Cuando nuestras piernas y el calor nos pedían un descanso, insistí en tomar un helado. Gran error. Los helados no son el fuerte uruguayo pero además en Colonia parece ser que son el “débil”. Una cosa tan fea, sin gusto, derretido, sin consistencia. Y caro. Lo terminamos igual, con la resignación del visitante no advertido sobre los “in” y “out” de Colonia, y seguimos nuestro camino. Para entonces ya estábamos bastante agotados, teníamos encima las horas de viaje, el cansancio de cargar las mochilas, el calor. Decidimos buscar algo para comer y volver al hostel. En el camino pudimos presenciar un evento que llenaba las veredas y cortaba la avenida principal: por la avenida del Gral.
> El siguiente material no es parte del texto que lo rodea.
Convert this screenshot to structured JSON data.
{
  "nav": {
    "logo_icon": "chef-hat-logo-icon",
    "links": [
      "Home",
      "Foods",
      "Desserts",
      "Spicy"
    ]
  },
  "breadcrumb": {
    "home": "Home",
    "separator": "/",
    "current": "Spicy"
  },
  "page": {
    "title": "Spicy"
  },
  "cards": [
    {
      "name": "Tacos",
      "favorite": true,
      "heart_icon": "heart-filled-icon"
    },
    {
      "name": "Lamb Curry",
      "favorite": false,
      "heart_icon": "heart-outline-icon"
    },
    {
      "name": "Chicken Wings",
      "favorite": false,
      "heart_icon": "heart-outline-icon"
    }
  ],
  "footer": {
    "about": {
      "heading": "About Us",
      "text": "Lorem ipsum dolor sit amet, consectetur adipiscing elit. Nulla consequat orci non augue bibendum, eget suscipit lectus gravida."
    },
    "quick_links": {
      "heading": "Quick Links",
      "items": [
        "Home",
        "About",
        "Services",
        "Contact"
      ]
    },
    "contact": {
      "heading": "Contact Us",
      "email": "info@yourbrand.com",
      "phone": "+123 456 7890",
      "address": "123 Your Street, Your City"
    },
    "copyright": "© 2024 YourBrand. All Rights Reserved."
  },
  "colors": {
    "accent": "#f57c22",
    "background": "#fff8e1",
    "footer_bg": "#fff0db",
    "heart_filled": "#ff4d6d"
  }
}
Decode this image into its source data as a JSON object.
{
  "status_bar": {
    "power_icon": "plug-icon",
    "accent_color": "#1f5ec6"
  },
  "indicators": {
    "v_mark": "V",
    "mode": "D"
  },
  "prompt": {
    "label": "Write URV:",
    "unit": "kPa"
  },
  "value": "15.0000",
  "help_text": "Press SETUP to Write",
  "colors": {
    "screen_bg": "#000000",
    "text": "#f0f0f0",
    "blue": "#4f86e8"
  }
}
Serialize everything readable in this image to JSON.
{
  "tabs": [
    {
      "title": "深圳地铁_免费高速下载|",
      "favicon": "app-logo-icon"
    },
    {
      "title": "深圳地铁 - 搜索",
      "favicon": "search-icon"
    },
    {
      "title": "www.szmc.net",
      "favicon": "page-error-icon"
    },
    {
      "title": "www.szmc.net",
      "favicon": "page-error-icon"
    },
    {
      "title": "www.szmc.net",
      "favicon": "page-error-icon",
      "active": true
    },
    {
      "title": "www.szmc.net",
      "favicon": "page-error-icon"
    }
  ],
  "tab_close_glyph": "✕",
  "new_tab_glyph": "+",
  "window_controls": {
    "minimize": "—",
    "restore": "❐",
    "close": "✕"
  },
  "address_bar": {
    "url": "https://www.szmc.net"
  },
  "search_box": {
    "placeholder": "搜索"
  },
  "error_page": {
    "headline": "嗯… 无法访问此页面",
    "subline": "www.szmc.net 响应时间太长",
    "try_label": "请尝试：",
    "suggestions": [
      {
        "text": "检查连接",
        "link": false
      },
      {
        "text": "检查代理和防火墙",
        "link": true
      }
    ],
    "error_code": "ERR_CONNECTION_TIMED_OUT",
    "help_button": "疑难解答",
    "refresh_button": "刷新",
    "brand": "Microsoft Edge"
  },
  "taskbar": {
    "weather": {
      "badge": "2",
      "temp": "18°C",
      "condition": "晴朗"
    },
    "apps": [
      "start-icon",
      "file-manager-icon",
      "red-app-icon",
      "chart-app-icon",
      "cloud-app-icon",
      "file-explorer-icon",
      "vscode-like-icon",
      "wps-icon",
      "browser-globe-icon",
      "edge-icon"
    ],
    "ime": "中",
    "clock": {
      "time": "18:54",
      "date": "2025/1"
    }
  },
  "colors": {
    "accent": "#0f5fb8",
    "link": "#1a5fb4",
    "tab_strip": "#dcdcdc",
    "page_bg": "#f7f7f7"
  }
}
Flores se estaba llevando a cabo una carrera de cartings (piloteados por jóvenes de unos 13 años según decía el locutor) que iban a gran velocidad, pasando a escasa distancia del público que miraba el espectáculo desde la vereda. No había vallas, ni neumáticos que amortiguaran un posible despiste y el ruido de los autitos sumado a las vociferaciones del locutor que desparramaba sus alaridos a lo largo de la avenida gracias a un prolijo dispositivo de altoparlantes distribuidos en todas las cuadras, hacían que caminar por ahí fuera insoportable. Conseguidos nuestros víveres, huimos bajando por una calle lateral. Apenas una cuadra más abajo, nada de ese batifondo existía. Llegamos al hostel, cenamos y nos dormimos tempranito, exhaustos.

. Domingo 1 de febrero

Ya descansados y desayunados, decidimos aprovechar los 45 minutos que nos quedaban antes de tomar el colectivo hacia Montevideo. Fuimos a caminar por la costanera, por una zona que no habíamos transitado todavía. No hubo sorpresas ni vistas impresionantes, pero sí un reconfortante silencio general, una serena quietud de una ciudad que aún no había despertado del todo. Volvimos al Hostel, cargamos nuestros bolsos y partimos hacia la terminal donde tomaríamos el micro que nos llevaría a la capital en sólo dos horas de viaje.